An important area of pediatric research and development is peanut allergy immunotherapy. Researchers are pursuing oral, sublingual, subcutaneous, and epicutaneous products that activate the immune system through allergen exposure to desensitize individuals to peanuts. One such treatment is now FDA approved, and another is poised to receive market approval. However, immunotherapy conveys significant risk to patients, such as high rates of treatment-induced anaphylaxis. This project's objective is to identify empirically the on-the-ground ethical challenges that emerge in pediatric peanut immunotherapy (PIT) clinical trials. To date, there has been little attention to ethics within the broad domain of food allergy research and practice. Yet, PIT research involves many features that warrant ethical consideration, including clinical trials that enroll children, some as young as 1 year old, and risk-benefit profiles that differ from many other therapeutic areas. To explore these ethical issues, the project has 2 specific aims: (1) Document how stakeholders?investigators, caregivers, adolescents, patient advocates, FDA officers, and pharmaceutical company representatives?define and understand acceptable risks and benefits from peanut immunotherapy, both in terms of research protocols and the eventual products to be used in clinical practice; and (2) Identify the ethical challenges that emerge from these stakeholders' stances on peanut immunotherapy risks and benefits.

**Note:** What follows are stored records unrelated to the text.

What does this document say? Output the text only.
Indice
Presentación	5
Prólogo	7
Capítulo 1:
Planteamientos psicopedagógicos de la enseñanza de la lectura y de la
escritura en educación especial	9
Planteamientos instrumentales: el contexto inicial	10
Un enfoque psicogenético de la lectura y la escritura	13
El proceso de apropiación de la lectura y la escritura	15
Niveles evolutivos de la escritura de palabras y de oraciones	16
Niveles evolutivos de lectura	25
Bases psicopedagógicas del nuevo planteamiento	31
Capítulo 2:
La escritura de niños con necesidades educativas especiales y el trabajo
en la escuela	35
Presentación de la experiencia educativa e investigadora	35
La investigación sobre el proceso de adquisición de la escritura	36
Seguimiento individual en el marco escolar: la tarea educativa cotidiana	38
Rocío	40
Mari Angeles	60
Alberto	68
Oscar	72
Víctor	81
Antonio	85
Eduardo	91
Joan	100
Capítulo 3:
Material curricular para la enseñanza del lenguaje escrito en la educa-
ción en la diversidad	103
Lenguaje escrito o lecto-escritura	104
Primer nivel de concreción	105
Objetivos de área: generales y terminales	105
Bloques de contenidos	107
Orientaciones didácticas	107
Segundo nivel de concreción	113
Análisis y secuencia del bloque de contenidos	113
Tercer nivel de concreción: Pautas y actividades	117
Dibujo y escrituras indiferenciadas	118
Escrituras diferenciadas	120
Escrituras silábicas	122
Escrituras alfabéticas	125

For Aim 1, the project uses an ethnographic approach?consisting of observational studies and 125 semi-structured interviews?that focuses on 6 leading U.S. PIT research centers, academic food allergy conferences, patient advocacy events, and FDA hearings for PIT products. To accomplish Aim 2, the project employs analytic methods to ground the empirical findings from Aim 1 in bioethical frameworks, including principlism and research on vulnerable or complex populations. The proposed research is significant because it will develop an initial framework for the ethical conduct of PIT clinical trials that attends to the myriad interests that drive biomedical research, including the search for therapies that meaningfully improve the lives of children and adults with peanut allergy, the need to design and conduct clinical trials to meet the regulatory standards required by the FDA for the approval of products, and the commercial context in which investigators and companies have financial conflicts of interest that motivate the successful development of new therapies. This project is innovative because it explores a novel area of social science and bioethics research and because it investigates the entire sphere of PIT research and a wide array of stakeholders. This application is directly responsive to NIH's Notice of Interest in High Priority Research in Bioethical, Legal, and Societal Implications of Biomedical Research (NOT-LM-17-001), focusing in particular on new and emerging technology development and use, pediatric research, and the current and emerging regulatory environments.
The proposed research is relevant to public health because it investigates the risks, benefits, and ethical chal- lenges of pediatric peanut immunotherapy research. Our findings could be used to better protect children who enroll in these clinical trials and to maximize the benefits of peanut immunotherapy for future clinical use.